Not every empty space needs filling.
And here’s the first graphic that I’ve used repeatedly in Epsilon Theory notes, ad-man Harvey Ball’s 1963 smiley-face button, brilliantly adapted by Alan Moore and Dave Gibbon for their classic graphic novel, Watchmen:
Watchmen is one of those life-informing books, or at least it was for me. This button, worn by the Comedian, a villainous hero or heroic villain (it’s hard to tell), is my personal emblem of smiley-face authoritarianism, aka the Nudging State. It’s just so messy to stomp on someone’s face when you can cleanly accomplish the same ends with “choice architecture” and “communication policy”.
It’s all Fiat News all the time today, where opinion is presented as fact, and we are all shamed into compliance.
And here’s the second image I’ve used a couple of times in ET notes, originally in “Stalking Horse” and most recently in “Fiat Money, Fiat News“.
It’s an illustration of a wolf trap from Le Livre de la Chasse (c. 1407).
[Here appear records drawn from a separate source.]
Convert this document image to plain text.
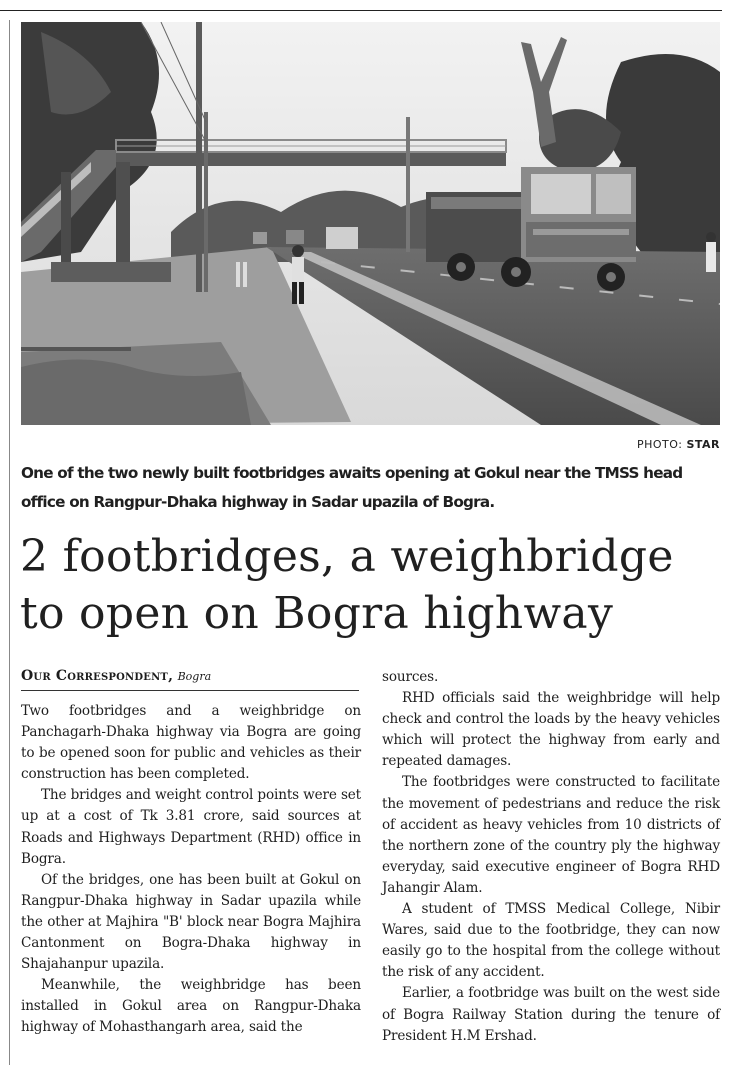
PHOTO: STAR
One of the two newly built footbridges awaits opening at Gokul near the TMSS head office on Rangpur-Dhaka highway in Sadar upazila of Bogra.
2 footbridges, a weighbridge to open on Bogra highway
Our Correspondent, Bogra

Two footbridges and a weighbridge on Panchagarh-Dhaka highway via Bogra are going to be opened soon for public and vehicles as their construction has been completed.

The bridges and weight control points were set up at a cost of Tk 3.81 crore, said sources at Roads and Highways Department (RHD) office in Bogra.

Of the bridges, one has been built at Gokul on Rangpur-Dhaka highway in Sadar upazila while the other at Majhira "B' block near Bogra Majhira Cantonment on Bogra-Dhaka highway in Shajahanpur upazila.

Meanwhile, the weighbridge has been installed in Gokul area on Rangpur-Dhaka highway of Mohasthangarh area, said the

sources.

RHD officials said the weighbridge will help check and control the loads by the heavy vehicles which will protect the highway from early and repeated damages.

The footbridges were constructed to facilitate the movement of pedestrians and reduce the risk of accident as heavy vehicles from 10 districts of the northern zone of the country ply the highway everyday, said executive engineer of Bogra RHD Jahangir Alam.

A student of TMSS Medical College, Nibir Wares, said due to the footbridge, they can now easily go to the hospital from the college without the risk of any accident.

Earlier, a footbridge was built on the west side of Bogra Railway Station during the tenure of President H.M Ershad.
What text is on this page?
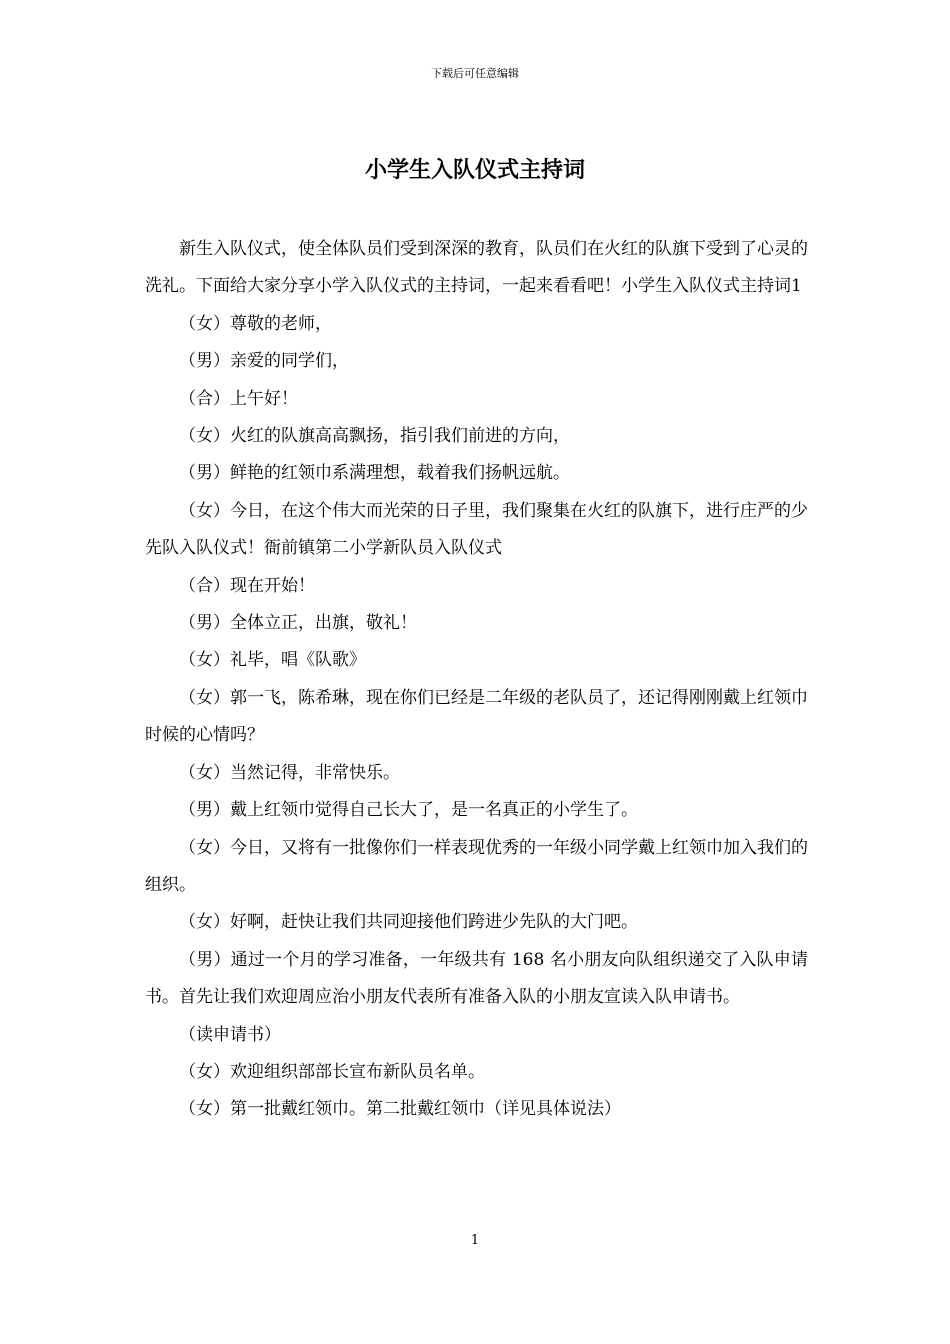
下载后可任意编辑
小学生入队仪式主持词

新生入队仪式，使全体队员们受到深深的教育，队员们在火红的队旗下受到了心灵的洗礼。下面给大家分享小学入队仪式的主持词，一起来看看吧！小学生入队仪式主持词1

（女）尊敬的老师，

（男）亲爱的同学们，

（合）上午好！

（女）火红的队旗高高飘扬，指引我们前进的方向，

（男）鲜艳的红领巾系满理想，载着我们扬帆远航。

（女）今日，在这个伟大而光荣的日子里，我们聚集在火红的队旗下，进行庄严的少先队入队仪式！衙前镇第二小学新队员入队仪式

（合）现在开始！

（男）全体立正，出旗，敬礼！

（女）礼毕，唱《队歌》

（女）郭一飞，陈希琳，现在你们已经是二年级的老队员了，还记得刚刚戴上红领巾时候的心情吗？

（女）当然记得，非常快乐。

（男）戴上红领巾觉得自己长大了，是一名真正的小学生了。

（女）今日，又将有一批像你们一样表现优秀的一年级小同学戴上红领巾加入我们的组织。

（女）好啊，赶快让我们共同迎接他们跨进少先队的大门吧。

（男）通过一个月的学习准备，一年级共有 168 名小朋友向队组织递交了入队申请书。首先让我们欢迎周应治小朋友代表所有准备入队的小朋友宣读入队申请书。

（读申请书）

（女）欢迎组织部部长宣布新队员名单。

（女）第一批戴红领巾。第二批戴红领巾（详见具体说法）

1
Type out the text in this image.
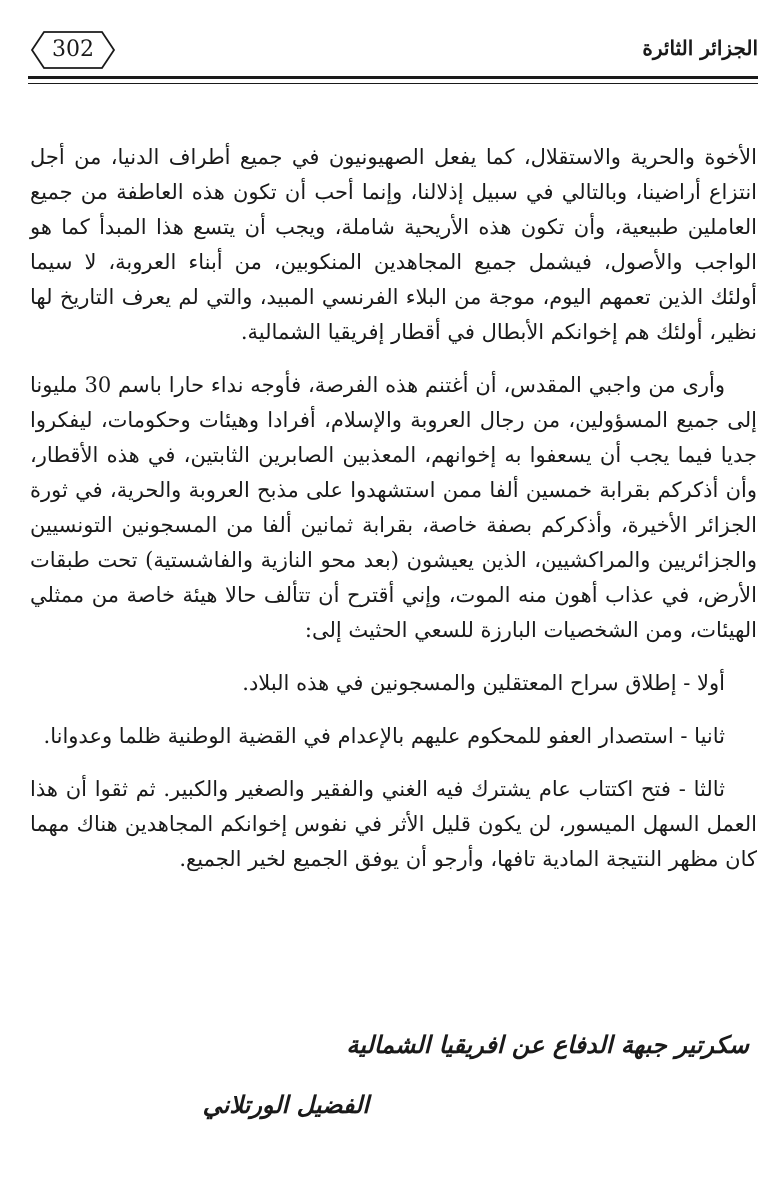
302	الجزائر الثائرة

الأخوة والحرية والاستقلال، كما يفعل الصهيونيون في جميع أطراف الدنيا، من أجل انتزاع أراضينا، وبالتالي في سبيل إذلالنا، وإنما أحب أن تكون هذه العاطفة من جميع العاملين طبيعية، وأن تكون هذه الأريحية شاملة، ويجب أن يتسع هذا المبدأ كما هو الواجب والأصول، فيشمل جميع المجاهدين المنكوبين، من أبناء العروبة، لا سيما أولئك الذين تعمهم اليوم، موجة من البلاء الفرنسي المبيد، والتي لم يعرف التاريخ لها نظير، أولئك هم إخوانكم الأبطال في أقطار إفريقيا الشمالية.

وأرى من واجبي المقدس، أن أغتنم هذه الفرصة، فأوجه نداء حارا باسم 30 مليونا إلى جميع المسؤولين، من رجال العروبة والإسلام، أفرادا وهيئات وحكومات، ليفكروا جديا فيما يجب أن يسعفوا به إخوانهم، المعذبين الصابرين الثابتين، في هذه الأقطار، وأن أذكركم بقرابة خمسين ألفا ممن استشهدوا على مذبح العروبة والحرية، في ثورة الجزائر الأخيرة، وأذكركم بصفة خاصة، بقرابة ثمانين ألفا من المسجونين التونسيين والجزائريين والمراكشيين، الذين يعيشون (بعد محو النازية والفاشستية) تحت طبقات الأرض، في عذاب أهون منه الموت، وإني أقترح أن تتألف حالا هيئة خاصة من ممثلي الهيئات، ومن الشخصيات البارزة للسعي الحثيث إلى:

أولا - إطلاق سراح المعتقلين والمسجونين في هذه البلاد.

ثانيا - استصدار العفو للمحكوم عليهم بالإعدام في القضية الوطنية ظلما وعدوانا.

ثالثا - فتح اكتتاب عام يشترك فيه الغني والفقير والصغير والكبير. ثم ثقوا أن هذا العمل السهل الميسور، لن يكون قليل الأثر في نفوس إخوانكم المجاهدين هناك مهما كان مظهر النتيجة المادية تافها، وأرجو أن يوفق الجميع لخير الجميع.

سكرتير جبهة الدفاع عن افريقيا الشمالية
الفضيل الورتلاني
It’s a pretty simple design, consisting of a blood trail set through a one-way door in a circular wicker fence built around a central pen with a scared, bleating sheep, but man, is it effective. The design has three crucial elements. First, the circular outer wall is hard for the wolf to escape if he gets wise to the trap, and the circular inner wall keeps the live bait … alive. Second, wolves expect to hunt and track their prey. By establishing a longer trail that must be navigated successfully the wolf becomes more committed to the trap the farther he goes. Third and most importantly, the design prevents the wolves from seeing each other until they get to the end of the blood trail, at which point it’s too late to escape what they now know is a trap.
I think the medieval wolf trap is an almost perfect metaphor for the way that the Nudging State and the Nudging Oligarchy operate. No one forces us to watch CNBC. No one forces us to use social media. No one forces us to nod sagely at the Fed’s every word. No one forces half of us to go into a berzerker rage over every Trump tweet and the other half to go into a MAGA apoplexy over every CNN segment. No, we’re much too smart and much too independent to ever fall for a trap like that.
I’ve said it before and I’ll say it again … I’m pretty sure this painting now hangs in Mark Zuckerberg’s office.